■■■「パンプキンヘッド 禁断の血婚」■■■
(60点/モンスター)
南部の田舎町に激しい対立を続ける、マッコイ家とハットフィールド家の二つの一族があったが、そんな一族の中でも『マッコイ家のリッキー』と『ハットフィールド家のジョディ』は、一族の他の面々には秘密で恋人として付き合いを続けていた。
しかしある日、ハットフィールド家の人間の暴行が元で妹が死に、自らも激しいリンチを受けたリッキーは、怒りに囚われたあまり『森の魔女』の元へと赴き、伝説の悪魔「パンプキンヘッド」を呼び出して『ハットフィールド家のジョディ以外の人間を皆殺しにして欲しい』と願いでる。
果たして怪物は彼の願いを聞き届け、ハットフィールド家の人間を次々と殺し始めるが、怪物の呪いはやがて彼自身の魂をも蝕んでゆき…
この度、20年ぶりに新作が作られた「パンプキンヘッド」シリーズの第4弾に当たるモンスターホラー映画。
一応、「パンプキンヘッド 復讐の謝肉祭」の次の話に当たる本作ですが、ストーリー的には特に3作目との繋がりはありません。
ただし1作目との繋がりは密にあるため、1作目を知らない人は3作目を先に観ておいた方が無難かも?

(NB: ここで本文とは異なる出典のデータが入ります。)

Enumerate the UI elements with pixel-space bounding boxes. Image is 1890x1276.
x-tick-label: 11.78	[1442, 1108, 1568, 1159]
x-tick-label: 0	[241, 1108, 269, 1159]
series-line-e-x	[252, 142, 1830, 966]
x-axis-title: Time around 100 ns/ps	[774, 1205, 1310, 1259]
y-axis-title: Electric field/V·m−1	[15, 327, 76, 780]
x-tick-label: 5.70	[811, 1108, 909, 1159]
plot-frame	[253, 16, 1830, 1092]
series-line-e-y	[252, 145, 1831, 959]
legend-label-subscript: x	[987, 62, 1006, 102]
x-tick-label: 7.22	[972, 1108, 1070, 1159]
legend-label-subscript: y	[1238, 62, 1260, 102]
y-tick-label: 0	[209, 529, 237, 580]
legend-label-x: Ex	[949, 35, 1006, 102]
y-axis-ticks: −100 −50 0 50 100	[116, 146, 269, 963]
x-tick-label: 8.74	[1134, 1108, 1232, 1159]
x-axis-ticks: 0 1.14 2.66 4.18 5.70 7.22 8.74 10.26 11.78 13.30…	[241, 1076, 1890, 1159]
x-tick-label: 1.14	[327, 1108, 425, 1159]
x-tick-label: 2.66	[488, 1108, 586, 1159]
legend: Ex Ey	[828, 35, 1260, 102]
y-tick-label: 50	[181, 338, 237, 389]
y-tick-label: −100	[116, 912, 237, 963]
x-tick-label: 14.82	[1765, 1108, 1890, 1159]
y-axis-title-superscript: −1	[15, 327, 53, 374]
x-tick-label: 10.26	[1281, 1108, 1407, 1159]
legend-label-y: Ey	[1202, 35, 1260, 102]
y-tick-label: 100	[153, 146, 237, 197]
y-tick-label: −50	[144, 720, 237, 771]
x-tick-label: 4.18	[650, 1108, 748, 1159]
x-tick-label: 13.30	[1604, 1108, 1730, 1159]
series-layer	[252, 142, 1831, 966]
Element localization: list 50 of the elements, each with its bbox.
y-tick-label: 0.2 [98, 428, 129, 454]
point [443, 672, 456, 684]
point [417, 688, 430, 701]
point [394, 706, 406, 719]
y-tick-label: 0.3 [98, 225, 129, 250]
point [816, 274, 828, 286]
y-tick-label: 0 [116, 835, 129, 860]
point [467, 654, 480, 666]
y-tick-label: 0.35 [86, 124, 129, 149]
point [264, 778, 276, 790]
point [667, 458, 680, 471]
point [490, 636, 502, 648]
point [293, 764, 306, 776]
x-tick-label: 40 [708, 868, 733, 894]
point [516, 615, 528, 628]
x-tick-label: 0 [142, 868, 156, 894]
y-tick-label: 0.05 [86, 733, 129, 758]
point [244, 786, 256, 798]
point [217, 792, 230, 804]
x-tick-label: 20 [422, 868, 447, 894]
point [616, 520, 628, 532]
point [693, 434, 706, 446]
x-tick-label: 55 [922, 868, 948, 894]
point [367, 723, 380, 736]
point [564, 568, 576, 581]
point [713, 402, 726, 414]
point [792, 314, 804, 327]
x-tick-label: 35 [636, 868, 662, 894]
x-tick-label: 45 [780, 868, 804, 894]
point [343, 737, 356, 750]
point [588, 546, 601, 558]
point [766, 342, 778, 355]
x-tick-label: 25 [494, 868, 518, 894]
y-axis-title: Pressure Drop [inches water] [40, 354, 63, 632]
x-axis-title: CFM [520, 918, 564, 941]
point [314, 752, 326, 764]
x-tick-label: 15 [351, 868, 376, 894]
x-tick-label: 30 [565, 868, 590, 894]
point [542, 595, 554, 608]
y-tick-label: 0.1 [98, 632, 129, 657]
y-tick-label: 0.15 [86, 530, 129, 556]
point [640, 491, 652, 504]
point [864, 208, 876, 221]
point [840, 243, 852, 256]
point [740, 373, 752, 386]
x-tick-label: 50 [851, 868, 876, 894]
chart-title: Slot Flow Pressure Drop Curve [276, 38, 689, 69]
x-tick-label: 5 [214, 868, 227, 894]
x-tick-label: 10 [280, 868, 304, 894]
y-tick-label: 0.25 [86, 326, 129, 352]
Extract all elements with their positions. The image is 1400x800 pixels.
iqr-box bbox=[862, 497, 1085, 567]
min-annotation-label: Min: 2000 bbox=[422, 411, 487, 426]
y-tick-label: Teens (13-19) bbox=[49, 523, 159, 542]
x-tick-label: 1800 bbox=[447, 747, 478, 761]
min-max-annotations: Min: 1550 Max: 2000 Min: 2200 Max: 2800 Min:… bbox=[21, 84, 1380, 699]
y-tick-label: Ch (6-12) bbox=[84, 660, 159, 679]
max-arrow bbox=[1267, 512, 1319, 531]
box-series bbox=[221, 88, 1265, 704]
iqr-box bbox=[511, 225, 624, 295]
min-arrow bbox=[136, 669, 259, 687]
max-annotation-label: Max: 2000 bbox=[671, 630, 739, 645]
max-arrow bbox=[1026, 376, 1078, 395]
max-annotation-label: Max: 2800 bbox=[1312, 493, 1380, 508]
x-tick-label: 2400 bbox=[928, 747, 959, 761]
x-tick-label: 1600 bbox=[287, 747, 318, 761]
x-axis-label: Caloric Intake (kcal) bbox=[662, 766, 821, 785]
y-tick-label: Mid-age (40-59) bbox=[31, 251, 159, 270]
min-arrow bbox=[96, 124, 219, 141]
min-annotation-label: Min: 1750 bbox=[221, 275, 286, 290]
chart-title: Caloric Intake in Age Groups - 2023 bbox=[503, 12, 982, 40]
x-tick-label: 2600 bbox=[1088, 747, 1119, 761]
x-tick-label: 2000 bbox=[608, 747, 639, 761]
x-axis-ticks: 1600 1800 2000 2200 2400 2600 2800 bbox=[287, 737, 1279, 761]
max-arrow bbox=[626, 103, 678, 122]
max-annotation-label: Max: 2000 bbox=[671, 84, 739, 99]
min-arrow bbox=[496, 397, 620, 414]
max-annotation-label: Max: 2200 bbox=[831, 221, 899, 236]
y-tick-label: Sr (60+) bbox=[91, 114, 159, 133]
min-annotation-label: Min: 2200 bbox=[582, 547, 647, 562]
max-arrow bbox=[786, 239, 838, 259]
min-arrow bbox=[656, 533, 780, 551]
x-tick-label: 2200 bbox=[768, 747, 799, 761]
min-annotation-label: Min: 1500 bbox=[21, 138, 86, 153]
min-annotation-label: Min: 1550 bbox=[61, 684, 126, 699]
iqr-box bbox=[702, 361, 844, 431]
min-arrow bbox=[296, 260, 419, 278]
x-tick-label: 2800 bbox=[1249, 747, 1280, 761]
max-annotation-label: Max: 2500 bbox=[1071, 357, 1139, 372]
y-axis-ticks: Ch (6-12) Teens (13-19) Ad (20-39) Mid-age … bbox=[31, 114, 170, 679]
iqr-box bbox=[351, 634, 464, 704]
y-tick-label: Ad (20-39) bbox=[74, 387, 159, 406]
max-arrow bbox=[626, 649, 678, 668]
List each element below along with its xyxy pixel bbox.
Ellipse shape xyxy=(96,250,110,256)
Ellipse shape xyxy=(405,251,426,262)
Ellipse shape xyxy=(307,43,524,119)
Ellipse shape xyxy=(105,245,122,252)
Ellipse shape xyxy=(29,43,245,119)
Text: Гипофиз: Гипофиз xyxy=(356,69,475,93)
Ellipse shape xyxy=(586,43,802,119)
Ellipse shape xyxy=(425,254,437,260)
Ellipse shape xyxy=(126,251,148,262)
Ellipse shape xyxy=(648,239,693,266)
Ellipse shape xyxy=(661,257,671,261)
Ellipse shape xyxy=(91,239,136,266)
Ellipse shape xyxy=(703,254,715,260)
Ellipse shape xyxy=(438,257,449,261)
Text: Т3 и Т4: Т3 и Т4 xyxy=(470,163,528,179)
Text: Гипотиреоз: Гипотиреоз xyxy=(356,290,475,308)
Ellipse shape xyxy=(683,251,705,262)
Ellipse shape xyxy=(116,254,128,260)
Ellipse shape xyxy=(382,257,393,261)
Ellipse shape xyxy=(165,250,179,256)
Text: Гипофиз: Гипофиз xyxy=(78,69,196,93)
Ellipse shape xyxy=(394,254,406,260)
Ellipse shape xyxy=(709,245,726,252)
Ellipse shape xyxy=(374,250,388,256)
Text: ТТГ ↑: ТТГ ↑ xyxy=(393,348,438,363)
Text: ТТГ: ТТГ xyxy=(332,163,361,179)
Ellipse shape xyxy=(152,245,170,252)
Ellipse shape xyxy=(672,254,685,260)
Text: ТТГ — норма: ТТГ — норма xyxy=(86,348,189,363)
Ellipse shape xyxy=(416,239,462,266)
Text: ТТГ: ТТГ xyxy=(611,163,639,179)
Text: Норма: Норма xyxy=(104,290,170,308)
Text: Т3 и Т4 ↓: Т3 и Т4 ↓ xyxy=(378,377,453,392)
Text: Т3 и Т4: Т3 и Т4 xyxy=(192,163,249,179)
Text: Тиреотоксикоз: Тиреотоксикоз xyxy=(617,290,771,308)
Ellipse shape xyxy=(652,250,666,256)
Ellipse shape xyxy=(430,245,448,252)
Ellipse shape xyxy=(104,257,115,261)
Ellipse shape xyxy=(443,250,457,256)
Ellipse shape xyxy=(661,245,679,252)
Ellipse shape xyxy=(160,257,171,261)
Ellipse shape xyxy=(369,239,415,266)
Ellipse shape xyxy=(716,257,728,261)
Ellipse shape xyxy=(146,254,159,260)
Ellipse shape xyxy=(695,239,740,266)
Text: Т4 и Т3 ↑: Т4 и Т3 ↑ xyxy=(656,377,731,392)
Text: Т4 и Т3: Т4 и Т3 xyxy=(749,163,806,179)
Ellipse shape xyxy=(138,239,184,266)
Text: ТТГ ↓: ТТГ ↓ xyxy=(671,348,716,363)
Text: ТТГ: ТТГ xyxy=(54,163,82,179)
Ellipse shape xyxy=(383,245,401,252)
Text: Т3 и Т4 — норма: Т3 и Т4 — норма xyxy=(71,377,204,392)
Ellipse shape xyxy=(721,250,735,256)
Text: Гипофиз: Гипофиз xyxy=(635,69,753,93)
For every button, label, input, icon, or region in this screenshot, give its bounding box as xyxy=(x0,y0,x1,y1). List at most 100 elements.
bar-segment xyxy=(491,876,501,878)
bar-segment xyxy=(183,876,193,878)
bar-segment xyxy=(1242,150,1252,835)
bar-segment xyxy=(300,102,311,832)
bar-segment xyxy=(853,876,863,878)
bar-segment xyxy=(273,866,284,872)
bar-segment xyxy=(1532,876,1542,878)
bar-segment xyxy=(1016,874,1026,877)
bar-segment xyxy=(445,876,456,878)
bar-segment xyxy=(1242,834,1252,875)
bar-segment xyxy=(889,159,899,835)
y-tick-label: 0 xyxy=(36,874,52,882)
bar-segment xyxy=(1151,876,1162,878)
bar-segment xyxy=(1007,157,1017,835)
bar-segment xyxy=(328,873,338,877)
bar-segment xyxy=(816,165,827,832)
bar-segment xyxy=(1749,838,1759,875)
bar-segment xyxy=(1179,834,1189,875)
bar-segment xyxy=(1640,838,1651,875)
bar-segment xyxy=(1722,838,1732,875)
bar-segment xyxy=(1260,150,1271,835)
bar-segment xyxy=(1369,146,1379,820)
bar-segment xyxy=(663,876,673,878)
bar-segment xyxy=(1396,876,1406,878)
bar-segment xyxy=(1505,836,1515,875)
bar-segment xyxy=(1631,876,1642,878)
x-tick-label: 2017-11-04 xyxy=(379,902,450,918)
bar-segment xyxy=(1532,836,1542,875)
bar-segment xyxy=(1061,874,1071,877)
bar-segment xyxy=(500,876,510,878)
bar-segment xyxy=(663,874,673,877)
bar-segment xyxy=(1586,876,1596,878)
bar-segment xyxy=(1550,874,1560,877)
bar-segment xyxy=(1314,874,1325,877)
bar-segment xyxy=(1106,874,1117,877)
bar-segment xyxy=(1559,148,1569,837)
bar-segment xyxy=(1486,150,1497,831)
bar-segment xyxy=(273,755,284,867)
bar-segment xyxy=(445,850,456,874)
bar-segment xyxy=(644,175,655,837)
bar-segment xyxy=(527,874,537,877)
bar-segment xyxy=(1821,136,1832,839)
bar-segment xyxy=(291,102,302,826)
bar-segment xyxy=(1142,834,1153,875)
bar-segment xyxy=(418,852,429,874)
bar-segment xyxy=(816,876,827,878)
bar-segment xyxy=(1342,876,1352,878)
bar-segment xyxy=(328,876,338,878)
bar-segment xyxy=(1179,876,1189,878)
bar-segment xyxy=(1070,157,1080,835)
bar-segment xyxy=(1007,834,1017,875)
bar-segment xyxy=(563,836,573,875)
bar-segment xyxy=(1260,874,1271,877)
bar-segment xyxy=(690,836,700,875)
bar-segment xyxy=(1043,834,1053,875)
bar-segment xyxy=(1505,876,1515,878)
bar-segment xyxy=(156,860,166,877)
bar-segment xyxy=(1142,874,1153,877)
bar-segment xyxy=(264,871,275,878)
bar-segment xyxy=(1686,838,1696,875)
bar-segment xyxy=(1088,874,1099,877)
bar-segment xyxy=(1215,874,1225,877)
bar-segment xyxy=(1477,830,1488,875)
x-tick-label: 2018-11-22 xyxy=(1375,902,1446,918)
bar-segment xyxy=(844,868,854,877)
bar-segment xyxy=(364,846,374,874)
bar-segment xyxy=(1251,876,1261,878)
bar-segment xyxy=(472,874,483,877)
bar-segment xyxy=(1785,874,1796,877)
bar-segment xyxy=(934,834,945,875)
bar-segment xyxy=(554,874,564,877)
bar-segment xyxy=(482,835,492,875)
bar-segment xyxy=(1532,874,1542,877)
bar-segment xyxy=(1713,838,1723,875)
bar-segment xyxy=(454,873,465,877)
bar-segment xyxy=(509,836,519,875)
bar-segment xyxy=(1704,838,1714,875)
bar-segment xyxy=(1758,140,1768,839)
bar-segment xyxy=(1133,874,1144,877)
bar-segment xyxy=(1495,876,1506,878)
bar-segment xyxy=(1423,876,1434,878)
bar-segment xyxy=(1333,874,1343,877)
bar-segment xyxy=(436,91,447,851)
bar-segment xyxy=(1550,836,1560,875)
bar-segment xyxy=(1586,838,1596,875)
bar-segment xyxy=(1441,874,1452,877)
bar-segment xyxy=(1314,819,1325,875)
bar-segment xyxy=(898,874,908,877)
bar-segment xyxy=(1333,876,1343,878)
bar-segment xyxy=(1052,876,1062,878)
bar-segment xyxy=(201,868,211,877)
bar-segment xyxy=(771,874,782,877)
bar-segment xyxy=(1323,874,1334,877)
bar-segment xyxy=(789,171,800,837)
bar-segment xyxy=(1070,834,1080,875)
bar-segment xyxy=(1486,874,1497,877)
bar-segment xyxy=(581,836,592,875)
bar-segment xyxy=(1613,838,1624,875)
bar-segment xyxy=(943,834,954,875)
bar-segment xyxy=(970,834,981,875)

タイトルやパッケージだけ観ると、かなりクソ映画っぽいヤバそうな印象を受ける本作ですが、実は内容に関しては3作目より全然良く出来ていたりします。
いや、それにしてもこのパッケージのセンスは無いわ…
お話的には『家族を殺された男がパンプキンヘッドの力を借りて復讐を行う』という話で、全くシリーズそのままの展開です。
って言うか、シリーズ通して『ストーリーラインが全く一緒』ってのは、安定してるといえば安定してるのですが『流石にどうなの?』って感じでもありますね。
ヒロインと主人公が「ロミオとジュリエット」的な関係だったりと、設定になかなか趣向が凝らされており、最終的には両家が協力して怪物に対抗するって展開は、なかなか面白いです。
また、1作目の主人公(ランス・ヘンリクセン)がストーリーテラー的な役割を果たしているのは、結構良い設定だと思いました。
怪物に関しては特撮は割と良いレベルで、見せ方に関しても前作よりは随分と良くなっており、狭い屋内で天井に背が届かんばかりの巨体を表現しているシーンとかは、なかなか良い感じだと思いました。
また、今回は『一族全員がターゲット』という事で、怪物の暴れるシーンが多く、殺し方も割とバラエティ豊富なのも悪く無いでしょう。
ただ、総じて怪物の表現は良くなっているものの、怪物の暴れるシーンのアクションに今ひとつキレが無いのは残念な所ですね。
怪物が割と人間臭い設定なので、怪物の動きにもうちょっと動きに人間臭さや個性が感じられた方が良かったかも?
ラストの悲壮感溢れる展開とかもなかなか良かったですが、『狂気に走るシーン』も『正気に戻るシーン』も、やたらと淡々としててアッサリと描かれすぎなので、もうちょっと『主人公が精神的に追い詰められる姿』を明確に描いた方が、人間ドラマとしても深みが出たかもしれませんね。
総評としましては、不満点も少なくないながらも『コンパクトにまとまった良作モンスターホラー』と言っても良いレベルの作品だと思います。
コレはという程のオススメポイントがある訳でも無いですが、堅調な出来の作品ではありますので、シリーズのファンやモンスターホラー好きならば、とりあえず観ておいても損は無いでしょう。
3作目と比べると、総じて完成度が高くなっていると思います。